Inutile de dire que j’ai eu le coup de cœur pour ce roman. Il a suscité en moi de nombreux sentiments contradictoires : tendresse, malaise, rire, mélancolie… Comme tous les bons romans il ne se contente pas d’explorer un seul thème, mais fait jaillir d’une histoire marquante tout un tas d’étincelles, comme d’un silex : la sublime relation entre les deux sœurs, « l’hymne à l’adolescence, à ses outrances et à ses rêves » (comme le dit la 4e de couverture), la figure du père aimée et idéalisée, la pression du groupe au collège, les premières grandes désillusions, l’art de raconter des histoires, la poétique chorégraphie du basket-ball…

La mère pâtit de la surexposition flamboyante du père et de ses filles, très effacée, peu travaillée. Dommage car elle est sympathique pourtant cette ex-Mme Torricelli, dactylo qui aurait voulu aller à l’université et qui compense en squattant la bibliothèque municipale d’où elle rapporte tout un tas de livres (notamment un recueil de Sylvia Plath) qu’elle lit dans sa chambre en fumant des cigarettes. En échange de quoi elle fiche une paix royale à ses filles, même avec un tueur qui rôde dans la montagne au pied de chez elle… Je dois avouer que ça m’a fait travailler du chapeau, moi qui suis mère de deux petites filles (plus jeunes certes) : faut-il être une mère comme Mme Torricelli, libérale, limite distante, ou une helicopter-mom envahissante, ne lâchant son gamin que devant la porte d’entrée de l’école ou du cours de poterie ???

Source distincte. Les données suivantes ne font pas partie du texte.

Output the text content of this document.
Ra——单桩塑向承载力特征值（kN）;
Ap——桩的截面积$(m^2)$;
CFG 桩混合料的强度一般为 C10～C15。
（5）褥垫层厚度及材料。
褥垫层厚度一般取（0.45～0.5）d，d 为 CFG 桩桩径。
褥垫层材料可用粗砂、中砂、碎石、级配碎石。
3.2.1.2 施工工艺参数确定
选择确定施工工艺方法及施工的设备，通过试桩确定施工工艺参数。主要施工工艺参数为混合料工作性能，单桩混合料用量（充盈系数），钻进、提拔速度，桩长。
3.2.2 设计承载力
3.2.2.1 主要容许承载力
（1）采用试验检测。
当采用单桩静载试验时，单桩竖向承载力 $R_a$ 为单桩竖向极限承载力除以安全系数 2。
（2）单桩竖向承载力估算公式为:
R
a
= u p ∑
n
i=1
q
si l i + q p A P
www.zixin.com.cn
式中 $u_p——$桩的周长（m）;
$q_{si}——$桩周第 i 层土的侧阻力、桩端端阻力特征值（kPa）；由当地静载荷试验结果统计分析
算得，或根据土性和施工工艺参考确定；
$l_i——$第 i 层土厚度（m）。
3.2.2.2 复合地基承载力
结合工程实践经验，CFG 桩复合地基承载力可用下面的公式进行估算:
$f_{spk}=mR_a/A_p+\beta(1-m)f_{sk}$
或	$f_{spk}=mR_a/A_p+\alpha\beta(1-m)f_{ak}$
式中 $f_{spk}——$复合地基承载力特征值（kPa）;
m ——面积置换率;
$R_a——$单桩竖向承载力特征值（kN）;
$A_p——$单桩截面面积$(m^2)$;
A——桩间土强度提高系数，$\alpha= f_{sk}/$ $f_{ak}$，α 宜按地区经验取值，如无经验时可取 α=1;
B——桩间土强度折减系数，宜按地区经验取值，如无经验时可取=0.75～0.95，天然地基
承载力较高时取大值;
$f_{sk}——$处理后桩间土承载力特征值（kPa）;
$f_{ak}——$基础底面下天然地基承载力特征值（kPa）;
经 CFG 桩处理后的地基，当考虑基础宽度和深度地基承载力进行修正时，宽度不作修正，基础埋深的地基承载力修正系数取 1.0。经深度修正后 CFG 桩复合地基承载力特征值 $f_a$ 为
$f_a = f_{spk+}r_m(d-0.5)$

Seule la fin, un peu expéditive, ne m’a pas paru à la hauteur du reste. Un peu facile, elle rompt l’équilibre délicat, les émotions à fleur de peau, les sentiments tout en retenue de la partie « adolescence ». Mais qu’importe.

Bref, un coup de cœur. Merci au blogoclub, à Florence et vive le mois américain qui débute !

« L’homme de la montagne » de Joyce Maynard, traduit par Françoise Adelstain, Philippe Rey, 2014, 320 p.